The last few weeks I’ve been reading a chapter a night to Anna. It was written in 1904. It’s always difficult to read aloud for a page or two until I find the voice of the author from that different time. Not much happens, or at least not very quickly. It’s a far cry from a half hour of television where life is packaged and dispatched between commercials. In “Dandelion Cottage” the writer, Carroll Rankin, lingers on a moment like a bee on a flower.
We’re enjoying this old book, my daughter and I. I’m glad 10-year-old Annice could share it with 10-year-old Anna across the years.
I’ve thought about that woman coming back to find a book she hadn’t held in 50 years. The strength and lasting power of that memory, of a little book in a small town library, is surprising.
We all have them, those “insignificant” things that make a large impression on one child. For me the memory of Saturday nights when the smells of bath soap and baking caramel rolls blend together is as much the stuff of my childhood as Christmases and birthdays.

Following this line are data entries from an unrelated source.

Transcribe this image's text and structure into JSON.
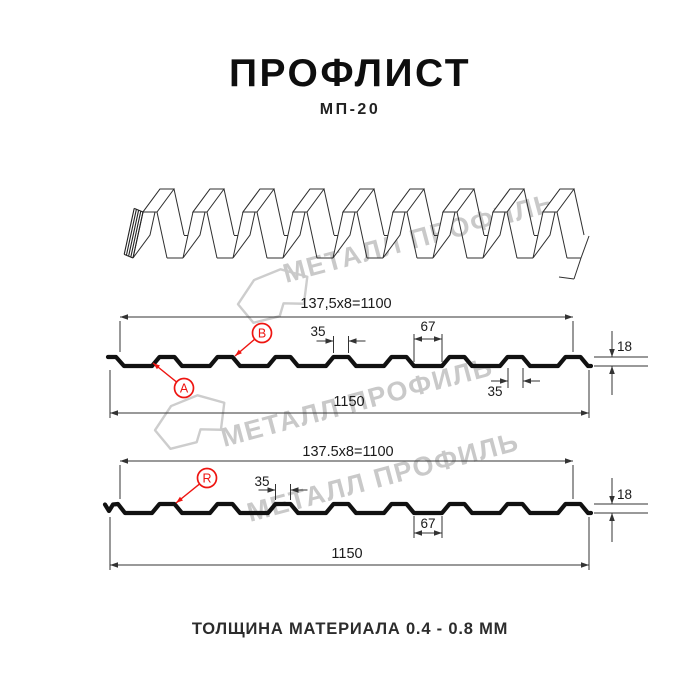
{
  "header": {
    "title": "ПРОФЛИСТ",
    "subtitle": "МП-20"
  },
  "watermark": {
    "brand": "МЕТАЛЛ ПРОФИЛЬ"
  },
  "profile_top": {
    "coverage_width": "137,5x8=1100",
    "overall_width": "1150",
    "crest_width": "35",
    "valley_width": "67",
    "profile_height": "18",
    "crest_base_width": "35",
    "callout_a": "A",
    "callout_b": "B"
  },
  "profile_bottom": {
    "coverage_width": "137.5x8=1100",
    "overall_width": "1150",
    "crest_width": "35",
    "valley_width": "67",
    "profile_height": "18",
    "callout_r": "R"
  },
  "footer": {
    "material_note": "ТОЛЩИНА МАТЕРИАЛА 0.4 - 0.8 ММ"
  },
  "colors": {
    "accent_red": "#ee1511",
    "line": "#1a1a1a",
    "watermark": "#c9c9c9"
  }
}
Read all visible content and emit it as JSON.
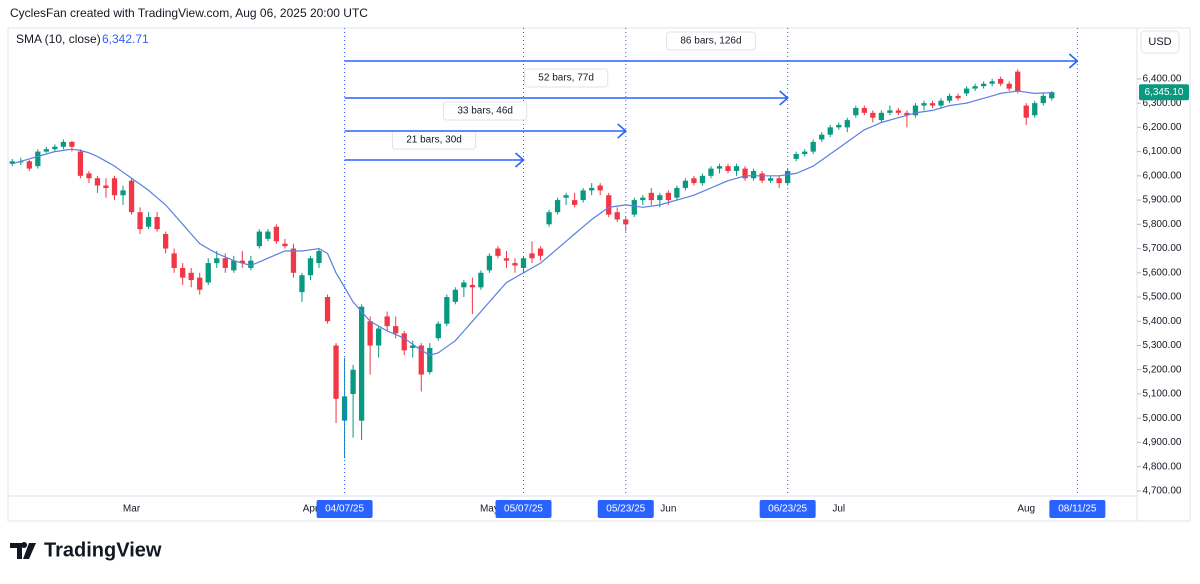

Once left, our childhood becomes a bag we carry with us the rest of our lives. Psychologists tell us that the way we view the world, the way we react to it, and the patterns of behavior we choose are mostly in and from that bag.
We have some ability to arrange the stuff in the bag. “Dandelion Cottage” can lie in there for decades until Annice reaches in and pulls it out. Just like a random August day when I recall the mushy, odorous Duchess apples my brother and I ate while swinging under the tree.
We can push some memories down toward the bottom of the bag that we don’t want to come into our heads: taunts from some kid in school, the harsh reprimand from a woman when I dropped a bowl at a picnic. We can shove those underneath, but we can’t remove them. Moments we hurt and early encounters with meanness stay in the bag.
That’s what is sad when we hear the stories of some children in the news. The teasing and failures of my relatively safe and harbored childhood pale in comparison to truly awful things that happen to kids. Molesting, sexual abuse, incest, all sorts of unspeakable acts we speak of too often. Then there are children not in the news who are tossed around, inconveniences and liabilities in broken homes and busted families. Neglect might not raise welts, but it can surely bruise.
I heard a detective talk about a crime that was in the news recently. He said of the murderer, “I assure you that there is abuse in his background, that he was abused in some way as a child.” He said it was the one constant in the molesters, rapists, and killers he pursued. Behaviors like that don’t just fall to the Earth. They are planted, sown in unhappy childhoods, seeds that grow and bear ill fruit.
A wildly optimistic thought, then. If we could raise just one generation of children well, could we end evil? If every hungry baby could be fed, if every crying and lonely child could be lifted and held, could that generation bring the Kingdom to Earth?
But, pessimistically, I see in my own parenting that eventually every weakness I bear and every flaw I have manifests itself. Multiplied over the planet and over generations, this seems to say that meanness and malice will grow exponentially till good is crowded out.
Of course neither of those extremes is the case. Rather, we are all a collection of inconsistencies, capable of Christ-like behavior one moment and less the next.
The children around me deserve the best that I have, not just the time that is left over after work and after some meeting when I’m tired and cranky. I am playing a role for that child in creating the childhood that will go with them. I am helping to fill the bag they will carry into adulthood.
We can pray that for each child that bag will have many “Dandelion Cottages” and Duchess apple trees and not so much pain.